Potentially interesting tale, but with one significant flaw This is a potentially interesting film with a solid story that allows the viewer a glimpse of Korean culture - South Korea being a country that not many foreigners are familiar with. However, you have to wonder why the director makes the main character SO unlikable? Facially, she pouts, grimaces and sneers her way through the films as she insults, ridicules and mocks people who are going out of their way to assist her. For example, one evening, she is told by her new Korean friends that a certain action is insulting to Koreans - so she spends the rest of the evening repeating that same action!!! As an adopted child, she has internal issues but this should not mean that she can disregard others, and act both irresponsibly and without accountability.

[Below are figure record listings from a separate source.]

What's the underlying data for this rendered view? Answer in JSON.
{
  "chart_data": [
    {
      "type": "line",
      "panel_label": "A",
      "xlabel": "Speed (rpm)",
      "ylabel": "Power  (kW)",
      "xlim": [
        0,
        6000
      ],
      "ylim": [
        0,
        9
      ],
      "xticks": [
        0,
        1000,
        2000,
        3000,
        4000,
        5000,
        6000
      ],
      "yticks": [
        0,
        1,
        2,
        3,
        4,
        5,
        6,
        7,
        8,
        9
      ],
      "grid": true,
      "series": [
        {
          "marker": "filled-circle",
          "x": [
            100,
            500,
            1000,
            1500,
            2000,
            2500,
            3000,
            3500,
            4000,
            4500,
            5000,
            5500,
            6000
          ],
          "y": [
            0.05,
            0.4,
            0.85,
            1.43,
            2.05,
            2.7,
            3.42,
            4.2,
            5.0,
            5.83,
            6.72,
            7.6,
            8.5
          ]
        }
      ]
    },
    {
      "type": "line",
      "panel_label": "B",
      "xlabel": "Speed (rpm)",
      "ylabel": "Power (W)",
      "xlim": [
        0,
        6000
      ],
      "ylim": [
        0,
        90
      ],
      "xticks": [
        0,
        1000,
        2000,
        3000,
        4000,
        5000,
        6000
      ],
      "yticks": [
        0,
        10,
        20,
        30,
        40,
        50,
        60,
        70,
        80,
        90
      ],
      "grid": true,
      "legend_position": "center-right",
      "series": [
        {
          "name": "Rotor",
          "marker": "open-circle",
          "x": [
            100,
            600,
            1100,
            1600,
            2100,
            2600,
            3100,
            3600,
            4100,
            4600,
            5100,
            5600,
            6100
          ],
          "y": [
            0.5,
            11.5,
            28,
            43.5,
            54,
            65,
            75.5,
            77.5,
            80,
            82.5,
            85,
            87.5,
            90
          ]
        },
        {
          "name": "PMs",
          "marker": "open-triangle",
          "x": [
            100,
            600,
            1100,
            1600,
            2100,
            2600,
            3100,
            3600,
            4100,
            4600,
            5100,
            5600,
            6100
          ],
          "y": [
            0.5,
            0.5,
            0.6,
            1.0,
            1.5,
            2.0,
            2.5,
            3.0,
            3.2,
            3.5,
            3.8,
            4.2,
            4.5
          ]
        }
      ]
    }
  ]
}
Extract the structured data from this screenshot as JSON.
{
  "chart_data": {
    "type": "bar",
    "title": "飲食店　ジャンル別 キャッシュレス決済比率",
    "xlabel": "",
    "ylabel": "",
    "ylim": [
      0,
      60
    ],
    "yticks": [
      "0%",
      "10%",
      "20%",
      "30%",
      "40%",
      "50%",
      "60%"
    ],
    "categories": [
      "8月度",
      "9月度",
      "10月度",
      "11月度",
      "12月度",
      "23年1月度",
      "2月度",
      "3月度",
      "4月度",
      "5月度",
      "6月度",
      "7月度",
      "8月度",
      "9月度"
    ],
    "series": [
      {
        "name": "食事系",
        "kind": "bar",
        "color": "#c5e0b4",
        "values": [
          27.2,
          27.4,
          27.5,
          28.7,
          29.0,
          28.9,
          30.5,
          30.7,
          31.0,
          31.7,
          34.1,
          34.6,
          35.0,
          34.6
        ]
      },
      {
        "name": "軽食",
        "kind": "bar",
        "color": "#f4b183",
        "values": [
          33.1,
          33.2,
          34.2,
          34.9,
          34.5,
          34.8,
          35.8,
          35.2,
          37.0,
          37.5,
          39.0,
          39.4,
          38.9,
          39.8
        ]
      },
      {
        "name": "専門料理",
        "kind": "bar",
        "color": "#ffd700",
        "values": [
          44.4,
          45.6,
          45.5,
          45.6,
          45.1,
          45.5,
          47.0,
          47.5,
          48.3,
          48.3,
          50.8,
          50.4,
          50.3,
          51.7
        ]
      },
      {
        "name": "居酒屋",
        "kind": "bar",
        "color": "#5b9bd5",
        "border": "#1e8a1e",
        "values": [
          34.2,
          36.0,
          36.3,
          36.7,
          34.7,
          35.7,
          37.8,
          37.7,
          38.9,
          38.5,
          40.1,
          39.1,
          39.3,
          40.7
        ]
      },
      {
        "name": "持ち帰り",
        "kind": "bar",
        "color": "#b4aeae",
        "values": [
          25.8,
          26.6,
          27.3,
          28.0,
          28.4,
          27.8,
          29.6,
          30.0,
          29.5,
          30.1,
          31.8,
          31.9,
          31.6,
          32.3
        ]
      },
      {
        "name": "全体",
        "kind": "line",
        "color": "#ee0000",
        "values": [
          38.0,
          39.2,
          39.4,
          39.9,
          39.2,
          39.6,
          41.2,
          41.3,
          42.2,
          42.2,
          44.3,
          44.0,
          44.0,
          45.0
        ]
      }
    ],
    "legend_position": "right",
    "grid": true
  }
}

As it is a reasonably long film that does not always follow a logical path (she does and says many things that seem pointless), viewers need to at least sympathize with the main character in order to retain interest. If they find her selfish and immature, they lose that interest and may well get annoyed by her often stupid behaviour (which presumably is supposed to make her appear 'spontaneous' and 'free-spirited' as compared to the 'culturally repressed' Koreans).
On a positive side, the film is well shot and does allow us to see Korea and Korean culture (even if it is 'oppressive' to someone from the West), while the story of a woman sent abroad for adoption at a young age and now trying to find her natural parents in a country she knows nothing about intrinsically holds the viewer's attention. It's just a pity she is such a mean-spirited and disagreeable person that, in the end, you don't really care what she does or finds.